Supernatural has attempted several spinoffs during its time, all without success. But the first pilot is actually the show’s lowest-rated episode.
Supernatural’s most disliked episode was, strangely, the long-running fantasy series’ first backdoor pilot for a spinoff. The main Supernatural series is currently in the process of wrapping up Sam and Dean Winchester’s story after an epic 15 season run. With God as the final villain, the Winchesters have their backs against the wall, and fans are eagerly waiting to discover the fates of the brothers before Jensen Ackles and Jared Padalecki move on to pastures new.
Supernatural’s legion of loyal followers across the world might not feel the show’s ending so keenly if there was a spinoff series currently airing that could cushion the blow, but it’s not for want of trying. The CW have shown tremendous faith in Supernatural over the years and have made several attempts to capitalize on the show’s fandom with a spinoff series, failing on each occasion. The first effort came with season 9’s “Bloodlines” and would’ve moved the action from rural America to the bright lights of Chicago, where families of vampires, werewolves and other assorted monsters were involved in a mafia-style turf war. The idea was never developed into a full series, but Supernatural valiantly tried again in 2018 with “Wayward Sisters,” once again hitting a dead end.
Unless Supernatural drops the ball massively within the handful of remaining episodes, the show’s official lowest-rated episode, according to IMDB (via Reddit), will go down as “Bloodlines.” Due to its episodic structure, Supernatural’s episode ratings do have a tendency to vary wildly, but “Bloodlines” is the only episode to drop below a 6/10 score in Sam and Dean’s history, coming in at a slightly-above-average 5.8. Many fans cite the distinct shift in tone for the failure of “Bloodlines,” with very few elements from the main series crossing over.
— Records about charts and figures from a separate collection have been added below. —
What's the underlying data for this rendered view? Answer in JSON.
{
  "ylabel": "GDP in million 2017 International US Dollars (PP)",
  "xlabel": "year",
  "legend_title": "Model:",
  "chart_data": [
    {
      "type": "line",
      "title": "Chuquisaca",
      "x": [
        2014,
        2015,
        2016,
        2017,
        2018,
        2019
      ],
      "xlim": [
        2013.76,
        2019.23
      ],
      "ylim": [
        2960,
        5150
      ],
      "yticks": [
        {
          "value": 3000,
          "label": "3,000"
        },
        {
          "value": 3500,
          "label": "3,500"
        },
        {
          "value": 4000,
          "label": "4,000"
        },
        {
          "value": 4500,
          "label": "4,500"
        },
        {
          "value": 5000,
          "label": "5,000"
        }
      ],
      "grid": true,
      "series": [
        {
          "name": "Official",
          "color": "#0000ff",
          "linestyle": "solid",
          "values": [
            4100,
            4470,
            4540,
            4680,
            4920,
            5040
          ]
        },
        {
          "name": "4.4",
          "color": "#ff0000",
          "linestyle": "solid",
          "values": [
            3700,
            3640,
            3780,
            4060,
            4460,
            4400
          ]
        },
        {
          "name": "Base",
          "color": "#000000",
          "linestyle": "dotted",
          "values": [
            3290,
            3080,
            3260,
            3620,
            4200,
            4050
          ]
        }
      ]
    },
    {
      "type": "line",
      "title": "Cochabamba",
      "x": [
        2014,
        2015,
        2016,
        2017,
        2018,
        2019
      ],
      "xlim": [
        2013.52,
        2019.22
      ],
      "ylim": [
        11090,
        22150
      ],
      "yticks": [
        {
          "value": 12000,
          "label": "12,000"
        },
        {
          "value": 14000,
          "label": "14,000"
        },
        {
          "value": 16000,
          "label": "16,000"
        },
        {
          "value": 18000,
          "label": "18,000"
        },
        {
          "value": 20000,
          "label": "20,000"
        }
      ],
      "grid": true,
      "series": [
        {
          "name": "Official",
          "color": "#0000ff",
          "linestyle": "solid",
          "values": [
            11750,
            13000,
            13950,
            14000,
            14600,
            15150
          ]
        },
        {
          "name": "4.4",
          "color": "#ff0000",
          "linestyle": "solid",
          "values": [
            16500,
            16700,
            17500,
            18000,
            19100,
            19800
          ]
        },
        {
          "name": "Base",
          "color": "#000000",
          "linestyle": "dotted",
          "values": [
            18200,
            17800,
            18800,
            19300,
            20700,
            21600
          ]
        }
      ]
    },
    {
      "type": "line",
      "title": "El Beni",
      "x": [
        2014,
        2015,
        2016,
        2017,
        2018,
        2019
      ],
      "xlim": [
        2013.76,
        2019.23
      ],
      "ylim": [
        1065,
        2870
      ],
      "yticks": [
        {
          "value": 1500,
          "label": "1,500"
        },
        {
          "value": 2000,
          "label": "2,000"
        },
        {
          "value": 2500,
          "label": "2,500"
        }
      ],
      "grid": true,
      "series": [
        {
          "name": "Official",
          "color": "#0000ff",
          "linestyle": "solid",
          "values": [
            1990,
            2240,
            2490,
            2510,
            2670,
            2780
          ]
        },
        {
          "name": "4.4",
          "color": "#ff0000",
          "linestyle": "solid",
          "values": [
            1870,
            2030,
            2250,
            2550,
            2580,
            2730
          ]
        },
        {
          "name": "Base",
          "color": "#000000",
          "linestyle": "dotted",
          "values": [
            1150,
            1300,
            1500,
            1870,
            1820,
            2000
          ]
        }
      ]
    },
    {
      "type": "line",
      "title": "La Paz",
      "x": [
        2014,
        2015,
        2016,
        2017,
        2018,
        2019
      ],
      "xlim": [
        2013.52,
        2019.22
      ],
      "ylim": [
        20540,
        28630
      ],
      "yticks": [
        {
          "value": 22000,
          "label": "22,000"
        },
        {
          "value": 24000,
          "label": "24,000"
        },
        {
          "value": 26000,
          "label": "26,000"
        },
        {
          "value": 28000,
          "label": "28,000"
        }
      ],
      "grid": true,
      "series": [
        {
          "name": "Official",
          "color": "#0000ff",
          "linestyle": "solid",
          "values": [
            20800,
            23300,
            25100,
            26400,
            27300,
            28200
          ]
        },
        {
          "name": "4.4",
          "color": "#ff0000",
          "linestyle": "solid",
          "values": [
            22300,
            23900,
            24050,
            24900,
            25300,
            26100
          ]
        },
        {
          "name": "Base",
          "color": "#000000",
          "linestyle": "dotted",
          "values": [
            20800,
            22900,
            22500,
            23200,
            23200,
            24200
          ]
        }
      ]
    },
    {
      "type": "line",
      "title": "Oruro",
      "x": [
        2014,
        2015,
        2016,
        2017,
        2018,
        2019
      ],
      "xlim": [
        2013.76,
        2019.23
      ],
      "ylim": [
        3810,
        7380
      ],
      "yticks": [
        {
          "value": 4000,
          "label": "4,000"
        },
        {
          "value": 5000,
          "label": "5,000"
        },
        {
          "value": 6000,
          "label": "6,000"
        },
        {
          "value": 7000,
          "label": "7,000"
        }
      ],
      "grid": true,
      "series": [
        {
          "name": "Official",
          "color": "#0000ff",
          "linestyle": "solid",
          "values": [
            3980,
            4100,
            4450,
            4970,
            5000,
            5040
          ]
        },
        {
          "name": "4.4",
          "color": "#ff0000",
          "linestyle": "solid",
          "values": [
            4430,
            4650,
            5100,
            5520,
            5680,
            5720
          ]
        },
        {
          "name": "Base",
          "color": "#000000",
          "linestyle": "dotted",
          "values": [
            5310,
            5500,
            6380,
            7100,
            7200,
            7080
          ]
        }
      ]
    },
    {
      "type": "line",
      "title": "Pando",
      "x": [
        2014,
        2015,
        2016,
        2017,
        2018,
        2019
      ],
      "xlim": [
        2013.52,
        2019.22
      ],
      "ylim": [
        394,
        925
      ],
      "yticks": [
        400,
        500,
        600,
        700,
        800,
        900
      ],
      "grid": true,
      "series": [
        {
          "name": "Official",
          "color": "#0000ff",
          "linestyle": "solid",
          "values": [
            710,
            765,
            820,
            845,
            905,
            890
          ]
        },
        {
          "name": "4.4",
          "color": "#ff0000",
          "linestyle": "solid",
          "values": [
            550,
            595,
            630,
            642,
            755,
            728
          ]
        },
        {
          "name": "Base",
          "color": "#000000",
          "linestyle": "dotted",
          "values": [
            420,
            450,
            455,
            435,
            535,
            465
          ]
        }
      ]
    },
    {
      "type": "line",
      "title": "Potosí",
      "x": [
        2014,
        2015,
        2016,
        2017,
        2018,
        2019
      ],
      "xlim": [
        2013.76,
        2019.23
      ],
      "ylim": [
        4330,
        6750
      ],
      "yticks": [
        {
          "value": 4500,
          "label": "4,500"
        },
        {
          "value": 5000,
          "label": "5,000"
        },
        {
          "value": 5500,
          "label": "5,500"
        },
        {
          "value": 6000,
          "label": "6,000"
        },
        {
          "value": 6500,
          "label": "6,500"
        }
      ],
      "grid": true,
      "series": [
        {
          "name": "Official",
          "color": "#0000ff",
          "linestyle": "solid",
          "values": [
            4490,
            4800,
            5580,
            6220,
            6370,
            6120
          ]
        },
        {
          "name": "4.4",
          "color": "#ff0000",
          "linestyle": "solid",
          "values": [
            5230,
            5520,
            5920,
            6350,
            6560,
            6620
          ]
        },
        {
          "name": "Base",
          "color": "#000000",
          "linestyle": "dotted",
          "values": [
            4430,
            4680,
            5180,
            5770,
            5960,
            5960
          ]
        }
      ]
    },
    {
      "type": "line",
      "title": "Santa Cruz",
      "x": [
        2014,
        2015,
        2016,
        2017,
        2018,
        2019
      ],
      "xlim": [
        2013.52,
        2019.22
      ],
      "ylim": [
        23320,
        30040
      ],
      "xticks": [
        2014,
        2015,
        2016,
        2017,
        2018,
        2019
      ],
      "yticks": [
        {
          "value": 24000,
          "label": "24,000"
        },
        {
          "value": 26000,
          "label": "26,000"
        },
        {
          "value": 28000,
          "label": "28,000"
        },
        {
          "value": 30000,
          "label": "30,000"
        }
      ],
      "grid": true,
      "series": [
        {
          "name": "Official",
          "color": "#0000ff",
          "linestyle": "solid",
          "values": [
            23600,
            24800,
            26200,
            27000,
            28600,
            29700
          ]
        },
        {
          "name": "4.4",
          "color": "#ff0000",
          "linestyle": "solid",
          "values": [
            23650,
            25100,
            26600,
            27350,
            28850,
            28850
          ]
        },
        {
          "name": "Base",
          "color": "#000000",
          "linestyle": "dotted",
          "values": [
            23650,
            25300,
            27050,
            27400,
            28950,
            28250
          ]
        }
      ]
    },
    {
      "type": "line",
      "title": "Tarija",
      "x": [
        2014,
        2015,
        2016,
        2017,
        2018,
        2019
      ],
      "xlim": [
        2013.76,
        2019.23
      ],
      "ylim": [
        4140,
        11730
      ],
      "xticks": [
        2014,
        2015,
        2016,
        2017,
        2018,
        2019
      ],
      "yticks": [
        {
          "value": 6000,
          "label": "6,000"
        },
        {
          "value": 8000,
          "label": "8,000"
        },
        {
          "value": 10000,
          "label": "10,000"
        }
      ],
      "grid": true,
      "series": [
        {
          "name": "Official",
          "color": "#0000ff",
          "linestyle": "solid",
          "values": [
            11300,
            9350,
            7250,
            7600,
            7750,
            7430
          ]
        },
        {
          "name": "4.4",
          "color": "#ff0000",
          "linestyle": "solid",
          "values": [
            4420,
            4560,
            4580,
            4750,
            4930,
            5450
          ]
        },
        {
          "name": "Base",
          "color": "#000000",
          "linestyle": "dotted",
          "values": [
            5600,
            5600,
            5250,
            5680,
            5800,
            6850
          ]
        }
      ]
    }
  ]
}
However, it might also be fair to say that the monster mafia concept came off a little corny, lacking the lighter edge that Sam and Dean’s adventures usually employ to counterbalance the paranormal madness.
This unenviable honor is perhaps a sign of how badly misjudged “Bloodlines” was in hindsight. Not only did the episode fail to inspire calls for an entire spinoff series, but it didn’t even work as a single, standalone story. The lack of focus on the central trio of Sam, Dean and Castiel can bear some responsibility, but since other Winchester-lite offerings have fared much better, the lion’s share of the blame must surely rest upon the core idea of a Bloodlines spinoff. The low rating also highlights the range of more attractive options Supernatural had as potential spinoffs (such as the Ghost Facers, who enjoyed a 10 episode webseries, or Garth’s werewolf family) that would’ve incorporated more familiar characters.
Indeed, The CW used one such idea with its second backdoor pilot, “Wayward Sisters.” Based around Jodie and her band of female orphans and strays, Wayward Sisters was billed as a static spinoff that would combine the usual hunting action with the drama of a surrogate family. The “Wayward Sisters” episode enjoyed a far brighter reception than “Bloodlines,” and currently holds a sold 8.4 rating on IMBD, but the option to green-light a whole series wasn’t taken and, unlike before, this caused disappointment among fans. If The CW ever decide to revisit producing a spinoff when Supernatural finally comes to a close, they’d surely find a willing audience… just not with Bloodlines.